I’ll start with the last one. I’m sorry, you cannot begin a movie with the death of the villain of the previous two movies, and the major character defining moment for a character who was introduced halfway through the last movie. It doesn’t work, even remotely. The scene, which is one of the largest moments in the original novel, takes place entirely before the movie’s title shows up on screen. Take that in. Take that terrible, terrible, fact in.

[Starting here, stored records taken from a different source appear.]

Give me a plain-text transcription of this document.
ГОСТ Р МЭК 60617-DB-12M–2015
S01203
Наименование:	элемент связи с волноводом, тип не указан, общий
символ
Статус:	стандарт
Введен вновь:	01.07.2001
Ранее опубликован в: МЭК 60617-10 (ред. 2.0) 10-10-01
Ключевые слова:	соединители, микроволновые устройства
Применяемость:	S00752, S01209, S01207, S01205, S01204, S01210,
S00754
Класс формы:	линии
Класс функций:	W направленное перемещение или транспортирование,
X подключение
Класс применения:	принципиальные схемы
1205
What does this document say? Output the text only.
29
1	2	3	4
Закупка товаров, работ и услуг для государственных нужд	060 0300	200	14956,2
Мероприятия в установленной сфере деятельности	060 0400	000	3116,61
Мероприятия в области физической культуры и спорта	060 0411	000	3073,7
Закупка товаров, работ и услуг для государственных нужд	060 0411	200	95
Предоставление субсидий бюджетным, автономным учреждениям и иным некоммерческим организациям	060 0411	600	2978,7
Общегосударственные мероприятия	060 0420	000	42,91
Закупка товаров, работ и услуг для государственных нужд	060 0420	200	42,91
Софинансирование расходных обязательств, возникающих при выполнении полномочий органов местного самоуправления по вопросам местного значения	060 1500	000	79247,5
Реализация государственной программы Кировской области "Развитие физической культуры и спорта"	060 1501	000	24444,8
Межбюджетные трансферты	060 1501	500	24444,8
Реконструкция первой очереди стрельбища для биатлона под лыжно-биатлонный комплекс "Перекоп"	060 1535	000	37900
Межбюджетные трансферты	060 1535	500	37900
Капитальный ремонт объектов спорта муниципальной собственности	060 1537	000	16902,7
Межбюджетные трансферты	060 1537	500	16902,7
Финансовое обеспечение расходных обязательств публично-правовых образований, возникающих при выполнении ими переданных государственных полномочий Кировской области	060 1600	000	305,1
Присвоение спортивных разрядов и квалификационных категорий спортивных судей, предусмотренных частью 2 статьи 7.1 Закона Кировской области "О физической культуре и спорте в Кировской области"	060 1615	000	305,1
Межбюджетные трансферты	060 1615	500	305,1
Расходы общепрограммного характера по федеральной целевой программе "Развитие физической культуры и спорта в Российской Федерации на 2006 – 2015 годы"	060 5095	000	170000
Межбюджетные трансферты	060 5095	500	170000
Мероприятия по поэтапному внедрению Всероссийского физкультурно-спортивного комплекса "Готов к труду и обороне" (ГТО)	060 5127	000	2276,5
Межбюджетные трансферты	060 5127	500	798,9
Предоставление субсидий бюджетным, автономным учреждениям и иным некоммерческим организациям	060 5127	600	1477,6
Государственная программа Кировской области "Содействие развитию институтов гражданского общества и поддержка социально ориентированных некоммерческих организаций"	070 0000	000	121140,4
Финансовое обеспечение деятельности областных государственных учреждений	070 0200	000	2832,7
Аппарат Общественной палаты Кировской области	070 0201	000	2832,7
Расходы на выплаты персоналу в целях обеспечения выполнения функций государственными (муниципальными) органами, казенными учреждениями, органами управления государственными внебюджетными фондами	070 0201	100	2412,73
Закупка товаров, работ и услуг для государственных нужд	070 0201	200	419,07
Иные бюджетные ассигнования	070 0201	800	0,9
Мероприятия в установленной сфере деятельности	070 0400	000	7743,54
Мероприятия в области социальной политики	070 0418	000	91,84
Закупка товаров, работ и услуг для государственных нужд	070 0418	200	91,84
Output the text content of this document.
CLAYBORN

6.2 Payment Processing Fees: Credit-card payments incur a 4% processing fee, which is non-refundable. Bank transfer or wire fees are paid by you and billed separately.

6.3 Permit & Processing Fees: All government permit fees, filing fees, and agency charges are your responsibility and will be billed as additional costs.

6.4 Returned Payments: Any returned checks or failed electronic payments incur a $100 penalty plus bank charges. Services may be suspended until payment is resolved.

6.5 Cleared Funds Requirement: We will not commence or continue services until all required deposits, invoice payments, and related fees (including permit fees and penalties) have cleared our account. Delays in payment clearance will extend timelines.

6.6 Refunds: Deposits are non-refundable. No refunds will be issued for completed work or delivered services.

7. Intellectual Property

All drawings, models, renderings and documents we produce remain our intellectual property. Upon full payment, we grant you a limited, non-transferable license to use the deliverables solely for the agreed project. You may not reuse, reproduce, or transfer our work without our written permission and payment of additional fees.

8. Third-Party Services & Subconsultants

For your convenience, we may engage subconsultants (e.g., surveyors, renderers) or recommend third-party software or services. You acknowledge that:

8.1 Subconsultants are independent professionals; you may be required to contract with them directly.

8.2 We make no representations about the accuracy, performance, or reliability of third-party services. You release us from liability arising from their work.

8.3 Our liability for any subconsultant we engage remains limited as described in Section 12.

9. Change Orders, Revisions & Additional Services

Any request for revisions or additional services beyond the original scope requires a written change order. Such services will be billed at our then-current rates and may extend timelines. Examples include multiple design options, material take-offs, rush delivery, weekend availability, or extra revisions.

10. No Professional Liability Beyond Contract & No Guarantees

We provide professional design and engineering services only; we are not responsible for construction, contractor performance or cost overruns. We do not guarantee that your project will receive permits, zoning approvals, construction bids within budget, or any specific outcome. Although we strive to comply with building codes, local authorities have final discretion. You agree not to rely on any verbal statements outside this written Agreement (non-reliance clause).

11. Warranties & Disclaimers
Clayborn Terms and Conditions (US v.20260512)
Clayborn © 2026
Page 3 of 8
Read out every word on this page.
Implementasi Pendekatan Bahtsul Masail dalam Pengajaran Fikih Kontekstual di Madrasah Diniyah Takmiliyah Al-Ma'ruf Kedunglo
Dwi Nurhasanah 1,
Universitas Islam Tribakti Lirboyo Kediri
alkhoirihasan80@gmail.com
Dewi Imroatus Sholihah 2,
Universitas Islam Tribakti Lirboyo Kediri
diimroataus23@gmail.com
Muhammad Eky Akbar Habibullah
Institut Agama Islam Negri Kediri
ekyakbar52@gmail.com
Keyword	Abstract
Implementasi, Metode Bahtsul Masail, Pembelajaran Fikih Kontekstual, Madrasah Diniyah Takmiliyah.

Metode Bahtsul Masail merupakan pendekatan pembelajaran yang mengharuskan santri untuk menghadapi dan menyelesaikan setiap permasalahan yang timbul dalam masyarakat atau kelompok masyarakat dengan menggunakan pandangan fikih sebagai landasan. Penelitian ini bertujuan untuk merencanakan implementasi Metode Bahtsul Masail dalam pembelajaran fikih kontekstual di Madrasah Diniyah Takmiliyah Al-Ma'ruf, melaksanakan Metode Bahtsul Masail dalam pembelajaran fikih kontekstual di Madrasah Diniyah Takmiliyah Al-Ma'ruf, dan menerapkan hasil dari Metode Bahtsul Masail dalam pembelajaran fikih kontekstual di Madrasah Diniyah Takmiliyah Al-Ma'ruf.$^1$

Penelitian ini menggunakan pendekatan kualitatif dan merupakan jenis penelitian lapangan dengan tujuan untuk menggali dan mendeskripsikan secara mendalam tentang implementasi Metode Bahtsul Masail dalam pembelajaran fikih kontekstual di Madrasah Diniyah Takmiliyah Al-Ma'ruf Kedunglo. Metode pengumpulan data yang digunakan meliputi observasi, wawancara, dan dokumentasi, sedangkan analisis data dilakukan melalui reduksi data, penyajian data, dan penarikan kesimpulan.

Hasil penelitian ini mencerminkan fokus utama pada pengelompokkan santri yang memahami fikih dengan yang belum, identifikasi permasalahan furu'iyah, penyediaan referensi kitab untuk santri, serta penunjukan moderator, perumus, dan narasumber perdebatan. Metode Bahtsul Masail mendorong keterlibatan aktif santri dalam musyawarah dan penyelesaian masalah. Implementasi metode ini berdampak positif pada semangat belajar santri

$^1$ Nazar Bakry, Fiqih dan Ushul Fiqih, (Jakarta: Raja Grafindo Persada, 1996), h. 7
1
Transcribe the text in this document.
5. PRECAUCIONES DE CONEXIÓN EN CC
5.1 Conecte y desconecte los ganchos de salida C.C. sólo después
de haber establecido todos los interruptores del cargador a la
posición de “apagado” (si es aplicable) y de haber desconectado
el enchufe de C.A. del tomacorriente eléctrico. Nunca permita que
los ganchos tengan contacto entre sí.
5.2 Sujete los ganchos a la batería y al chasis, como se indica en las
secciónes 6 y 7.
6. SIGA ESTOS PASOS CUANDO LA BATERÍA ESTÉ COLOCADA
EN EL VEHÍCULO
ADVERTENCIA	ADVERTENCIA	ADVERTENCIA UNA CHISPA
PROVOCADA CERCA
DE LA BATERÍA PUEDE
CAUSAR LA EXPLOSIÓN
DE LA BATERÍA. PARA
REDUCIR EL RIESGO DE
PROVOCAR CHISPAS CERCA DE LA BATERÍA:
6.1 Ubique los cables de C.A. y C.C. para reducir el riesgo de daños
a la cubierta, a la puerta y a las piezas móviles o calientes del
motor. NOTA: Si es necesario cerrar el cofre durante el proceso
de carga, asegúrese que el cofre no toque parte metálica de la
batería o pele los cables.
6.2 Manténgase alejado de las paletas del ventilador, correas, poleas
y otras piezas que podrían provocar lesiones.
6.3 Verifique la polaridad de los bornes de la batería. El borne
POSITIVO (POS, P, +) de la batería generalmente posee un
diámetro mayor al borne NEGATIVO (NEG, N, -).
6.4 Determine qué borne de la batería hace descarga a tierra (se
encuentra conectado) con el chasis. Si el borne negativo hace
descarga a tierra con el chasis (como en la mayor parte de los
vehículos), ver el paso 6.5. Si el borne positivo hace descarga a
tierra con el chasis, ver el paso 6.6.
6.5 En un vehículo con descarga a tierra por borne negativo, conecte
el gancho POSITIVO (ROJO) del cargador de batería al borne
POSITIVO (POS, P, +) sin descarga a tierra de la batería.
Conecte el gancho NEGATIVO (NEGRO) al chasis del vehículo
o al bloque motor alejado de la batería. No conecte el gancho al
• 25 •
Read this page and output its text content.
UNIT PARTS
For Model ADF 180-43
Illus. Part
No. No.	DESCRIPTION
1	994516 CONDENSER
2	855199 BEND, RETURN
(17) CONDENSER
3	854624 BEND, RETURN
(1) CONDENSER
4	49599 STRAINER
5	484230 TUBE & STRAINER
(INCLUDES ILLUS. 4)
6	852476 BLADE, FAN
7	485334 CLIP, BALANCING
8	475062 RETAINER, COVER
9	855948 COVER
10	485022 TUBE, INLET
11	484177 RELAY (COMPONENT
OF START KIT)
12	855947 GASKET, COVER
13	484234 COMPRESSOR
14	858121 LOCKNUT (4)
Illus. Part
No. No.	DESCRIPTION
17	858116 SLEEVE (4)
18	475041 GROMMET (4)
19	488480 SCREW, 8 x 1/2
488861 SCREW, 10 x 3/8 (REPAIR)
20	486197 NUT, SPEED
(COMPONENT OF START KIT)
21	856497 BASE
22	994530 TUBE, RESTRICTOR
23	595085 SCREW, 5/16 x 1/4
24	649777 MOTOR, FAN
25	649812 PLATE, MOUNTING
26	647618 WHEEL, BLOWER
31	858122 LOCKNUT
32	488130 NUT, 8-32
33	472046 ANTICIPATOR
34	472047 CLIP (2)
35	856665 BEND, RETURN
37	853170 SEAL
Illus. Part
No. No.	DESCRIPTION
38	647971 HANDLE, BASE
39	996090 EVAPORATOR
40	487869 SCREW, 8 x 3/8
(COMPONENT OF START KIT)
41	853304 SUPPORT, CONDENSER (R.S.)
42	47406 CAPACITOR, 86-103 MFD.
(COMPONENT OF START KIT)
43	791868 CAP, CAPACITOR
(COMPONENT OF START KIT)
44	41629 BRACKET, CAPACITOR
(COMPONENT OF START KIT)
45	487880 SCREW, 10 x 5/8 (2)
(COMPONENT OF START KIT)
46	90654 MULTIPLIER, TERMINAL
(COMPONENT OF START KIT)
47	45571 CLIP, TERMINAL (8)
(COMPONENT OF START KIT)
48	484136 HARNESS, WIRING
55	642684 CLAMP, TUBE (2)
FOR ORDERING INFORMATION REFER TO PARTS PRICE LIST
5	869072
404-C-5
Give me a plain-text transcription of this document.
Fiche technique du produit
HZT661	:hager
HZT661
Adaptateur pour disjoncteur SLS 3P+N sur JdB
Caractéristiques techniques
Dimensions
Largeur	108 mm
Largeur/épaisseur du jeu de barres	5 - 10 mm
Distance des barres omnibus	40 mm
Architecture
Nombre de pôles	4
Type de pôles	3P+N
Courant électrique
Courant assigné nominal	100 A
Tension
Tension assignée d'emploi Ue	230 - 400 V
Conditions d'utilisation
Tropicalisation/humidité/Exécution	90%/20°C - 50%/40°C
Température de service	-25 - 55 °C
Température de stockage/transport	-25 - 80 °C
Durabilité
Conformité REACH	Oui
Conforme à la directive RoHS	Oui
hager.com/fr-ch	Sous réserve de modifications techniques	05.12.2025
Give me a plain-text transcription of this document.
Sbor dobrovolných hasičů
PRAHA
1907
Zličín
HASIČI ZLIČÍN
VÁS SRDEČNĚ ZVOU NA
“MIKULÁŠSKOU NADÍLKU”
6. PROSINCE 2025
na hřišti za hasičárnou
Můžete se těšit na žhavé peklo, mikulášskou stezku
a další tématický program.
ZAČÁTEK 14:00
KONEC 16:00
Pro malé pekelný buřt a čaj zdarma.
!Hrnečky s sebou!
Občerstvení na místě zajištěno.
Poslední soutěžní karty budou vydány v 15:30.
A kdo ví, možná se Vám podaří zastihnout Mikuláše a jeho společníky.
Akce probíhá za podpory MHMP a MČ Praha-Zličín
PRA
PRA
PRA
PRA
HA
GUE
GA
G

As a fan of the book The Hobbit, I do have a bit of an inherent problem with turning the last 20 pages of a 200 page book into a 2.5 hour movie, but as a person who studies film, it’s even worse than it has to be. The film has so many subplots to tie up, each of which contains so much melodrama, that it’s less of a story in a film than a big unappetizing soup of people looking at things dramatically. No storyline is given enough time or the proper amount of slow, contemplative moments for their big action scenes to have much meaning to them, and even the ones that do are destroyed by having two thirds to one half of the character’s development entirely contained within another movie.

I suppose now I can give my final feelings on the whole trilogy of Hobbit movies: NOOOOOOOOOOOOOOOOOOOOOOOOOOOOOOOOOOOOOOOOOOO!!!!!!!!!!!!!!!!!!!!!!!

On a more eloquent note: As an adaptation of The Hobbit, these films did an an atrocious job. The story of Bilbo, and his journey across Middle Earth with a band of dwarves, is completely loss in weird, unnecessary subplots, overly long overly goofy action scenes, and needlessly overdramatic added conflicts. As three movies on their own, they might actually be even worse. There are too many storylines, and none of the films is structured in a way that offers a satisfying dramatic arc for any of them. The beautifully detailed and real world of Middle Earth Peter Jackson first made in The Lord of the Rings is destroyed by the need for more and more action scenes, and there is barely anything, character or world wise, that feels real enough to emotionally connect to. Instead of a story, we get a series of scenes, which even on their own aren’t that interesting to watch.

Or, to put it simply: “Do not trust to hope. It has forsaken these lands.” -Eomer, The Lord of The Rings: The Two Towers.